While the study did control for smoking and a variety of other diseases linked to early death, that information was only gathered once for each person in the survey. Therefore, the study could not follow that person to see if he or she later developed conditions such as hypertension or diabetes that might contribute to death — a limitation of the study, Visaria told CNN in an email.
“They also didn’t look at the cause of death — it might have been from a car accident or something not health-related,” said Shmerling, who is the former clinical chief of the division of rheumatology at Beth Israel Deaconess Medical Center in Boston.
“In addition, if you look at the big picture findings, they did find an increase of mortality with obesity — so it’s not as if they’ve refuted the usefulness of BMI for all purposes,” he said.
It’s also possible, said Shmerling, that people in the overweight category visit the doctor more often, make lifestyle changes — such as increasing exercise or adopting a healthier diet — and get medical care so they don’t develop diabetes, heart disease or other comorbidities.
“Death due to obesity may be due to development of morbidities like heart disease, but obesity is also its own independent disease that we know can independently increase risk of death,” Visaria said. “The issue is how we diagnose obesity which may not be representative of the risks.”
Waist circumference is a key measure
In addition to BMI, Visaria said the study also looked at data that measured waist circumference, or the thickest part of the stomach. Results showed using waist circumference “significantly modifies the association between BMI and all-cause mortality,” he said.
“People with elevated waist circumference had higher risk of mortality compared to normal waist circumference within the same BMI groups,” Visaria said in an email. “In the overweight BMI range (25-29.9), the risk of mortality was 17-27% higher among people with elevated waist circumference compared to lower waist circumference.”
That type of deep fat that surrounds the body’s organs, often called belly or visceral fat, has been linked to a 39% higher risk for dementia in older women and heart disease, frailty and early death in both sexes.
Measuring waist circumference should be paired with stepping on a scale as part of any health assessment, according to guidelines published in April 2021 by the American Heart Association. Abdominal obesity, as it is known, is defined as a waist circumference of 40 inches (102 centimeters) or above for men, and 35 inches (88 centimeters) or above for women.
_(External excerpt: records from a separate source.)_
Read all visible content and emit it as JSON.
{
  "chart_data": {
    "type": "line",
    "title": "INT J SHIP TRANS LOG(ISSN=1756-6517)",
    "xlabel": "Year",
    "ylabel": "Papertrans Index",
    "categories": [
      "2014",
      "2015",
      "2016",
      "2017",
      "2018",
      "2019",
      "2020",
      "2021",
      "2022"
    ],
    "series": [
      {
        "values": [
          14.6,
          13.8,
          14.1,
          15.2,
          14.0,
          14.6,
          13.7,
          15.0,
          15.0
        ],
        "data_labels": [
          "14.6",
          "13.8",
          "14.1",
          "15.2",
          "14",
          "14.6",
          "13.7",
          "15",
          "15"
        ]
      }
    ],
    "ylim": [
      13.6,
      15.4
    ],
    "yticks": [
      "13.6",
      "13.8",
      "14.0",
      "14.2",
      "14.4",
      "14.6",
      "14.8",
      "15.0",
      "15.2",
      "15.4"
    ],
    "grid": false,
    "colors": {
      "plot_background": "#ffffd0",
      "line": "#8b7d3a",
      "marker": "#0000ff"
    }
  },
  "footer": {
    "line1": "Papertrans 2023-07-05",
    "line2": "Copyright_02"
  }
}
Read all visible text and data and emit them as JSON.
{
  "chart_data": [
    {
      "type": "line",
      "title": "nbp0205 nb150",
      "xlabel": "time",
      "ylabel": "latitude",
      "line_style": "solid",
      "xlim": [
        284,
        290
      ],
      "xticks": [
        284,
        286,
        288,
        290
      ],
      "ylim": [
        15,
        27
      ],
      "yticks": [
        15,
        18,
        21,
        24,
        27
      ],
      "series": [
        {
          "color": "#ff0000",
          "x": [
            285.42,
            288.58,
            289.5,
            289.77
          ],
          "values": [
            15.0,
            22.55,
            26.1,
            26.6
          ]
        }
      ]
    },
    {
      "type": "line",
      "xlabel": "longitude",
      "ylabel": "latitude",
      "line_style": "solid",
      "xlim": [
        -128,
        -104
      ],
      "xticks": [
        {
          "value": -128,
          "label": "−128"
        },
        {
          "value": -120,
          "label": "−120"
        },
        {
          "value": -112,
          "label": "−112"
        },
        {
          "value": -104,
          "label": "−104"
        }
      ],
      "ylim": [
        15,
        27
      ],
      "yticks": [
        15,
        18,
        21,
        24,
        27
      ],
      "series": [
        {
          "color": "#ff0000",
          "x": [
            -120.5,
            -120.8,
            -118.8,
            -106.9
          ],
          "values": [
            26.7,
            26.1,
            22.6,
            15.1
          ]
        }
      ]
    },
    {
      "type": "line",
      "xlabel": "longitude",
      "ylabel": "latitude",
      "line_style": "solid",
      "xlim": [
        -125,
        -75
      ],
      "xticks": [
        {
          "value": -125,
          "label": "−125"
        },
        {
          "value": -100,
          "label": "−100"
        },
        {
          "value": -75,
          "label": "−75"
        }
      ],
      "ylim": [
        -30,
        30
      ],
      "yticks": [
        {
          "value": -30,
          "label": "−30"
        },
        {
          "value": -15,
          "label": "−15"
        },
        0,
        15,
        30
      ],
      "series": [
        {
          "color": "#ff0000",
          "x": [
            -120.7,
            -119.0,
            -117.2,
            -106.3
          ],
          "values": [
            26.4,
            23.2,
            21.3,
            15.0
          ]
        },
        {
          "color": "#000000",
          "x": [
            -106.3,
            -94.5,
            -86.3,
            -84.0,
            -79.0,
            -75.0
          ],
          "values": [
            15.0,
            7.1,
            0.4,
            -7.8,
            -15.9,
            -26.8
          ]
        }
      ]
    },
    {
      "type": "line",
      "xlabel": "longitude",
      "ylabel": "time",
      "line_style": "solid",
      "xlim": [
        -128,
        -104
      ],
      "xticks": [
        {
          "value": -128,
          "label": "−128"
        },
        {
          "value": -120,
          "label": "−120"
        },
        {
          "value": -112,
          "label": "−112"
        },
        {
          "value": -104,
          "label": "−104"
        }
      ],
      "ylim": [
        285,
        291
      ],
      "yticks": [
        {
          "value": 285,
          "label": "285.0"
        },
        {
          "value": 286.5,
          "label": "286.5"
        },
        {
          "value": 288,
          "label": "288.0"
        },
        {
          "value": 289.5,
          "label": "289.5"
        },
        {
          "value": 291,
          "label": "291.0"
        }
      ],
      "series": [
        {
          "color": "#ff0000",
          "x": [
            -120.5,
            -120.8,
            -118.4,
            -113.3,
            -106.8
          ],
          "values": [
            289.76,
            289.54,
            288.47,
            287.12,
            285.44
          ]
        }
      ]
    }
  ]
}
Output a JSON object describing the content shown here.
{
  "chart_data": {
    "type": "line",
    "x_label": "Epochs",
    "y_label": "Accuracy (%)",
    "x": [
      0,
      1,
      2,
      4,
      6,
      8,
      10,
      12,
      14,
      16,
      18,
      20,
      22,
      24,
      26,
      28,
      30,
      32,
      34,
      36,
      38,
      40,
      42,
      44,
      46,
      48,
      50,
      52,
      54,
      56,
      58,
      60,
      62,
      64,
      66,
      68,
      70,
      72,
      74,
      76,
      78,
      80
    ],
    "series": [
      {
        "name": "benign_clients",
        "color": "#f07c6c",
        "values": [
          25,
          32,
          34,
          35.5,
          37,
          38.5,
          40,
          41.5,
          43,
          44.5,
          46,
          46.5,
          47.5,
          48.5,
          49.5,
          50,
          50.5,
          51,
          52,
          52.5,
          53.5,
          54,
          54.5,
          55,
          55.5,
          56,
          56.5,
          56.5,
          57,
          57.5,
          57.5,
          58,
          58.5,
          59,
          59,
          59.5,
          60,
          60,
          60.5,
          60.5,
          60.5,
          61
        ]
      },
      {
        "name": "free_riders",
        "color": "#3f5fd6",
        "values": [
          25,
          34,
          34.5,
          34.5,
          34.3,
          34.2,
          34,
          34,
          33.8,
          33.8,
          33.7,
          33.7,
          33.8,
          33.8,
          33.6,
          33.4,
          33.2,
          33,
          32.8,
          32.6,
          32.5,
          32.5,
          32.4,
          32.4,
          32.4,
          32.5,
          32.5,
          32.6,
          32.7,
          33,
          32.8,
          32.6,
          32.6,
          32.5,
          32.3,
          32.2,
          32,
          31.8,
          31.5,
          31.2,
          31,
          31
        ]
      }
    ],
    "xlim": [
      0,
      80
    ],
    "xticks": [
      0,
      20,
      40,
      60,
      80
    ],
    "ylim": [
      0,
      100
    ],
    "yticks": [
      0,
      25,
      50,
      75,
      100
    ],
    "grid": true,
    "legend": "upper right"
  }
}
The American Medical Association also recently adopted new guidelines calling for physicians to use more than BMI when evaluating an individual’s health.
“BMI is based primarily on data collected from previous generations of non-Hispanic white populations,” the AMA wrote. While it’s “significantly correlated with the amount of fat mass in the general population, (it) loses predictability when applied on the individual level.”
The use of BMI as a measure of potential health risk may not disappear from clinical practice as it does have a place in a thorough workup — but it should not be the only measure, Visaria said.
However, any discussion over how fat mass is measured does not change what science knows about the impact of excess weight upon the body, experts say.
“We know from other evidence that the higher our weight, the greater the risks of developing multiple conditions,” said the University of Glasgow’s Sattar.
“These conditions in turn adversely influence people’s quality of life and their happiness,” Sattar said in a statement. “It is these ‘quality of life’ metrics we need to focus more on, and, if possible, try to improve with relevant interventions at multiple stages of life.”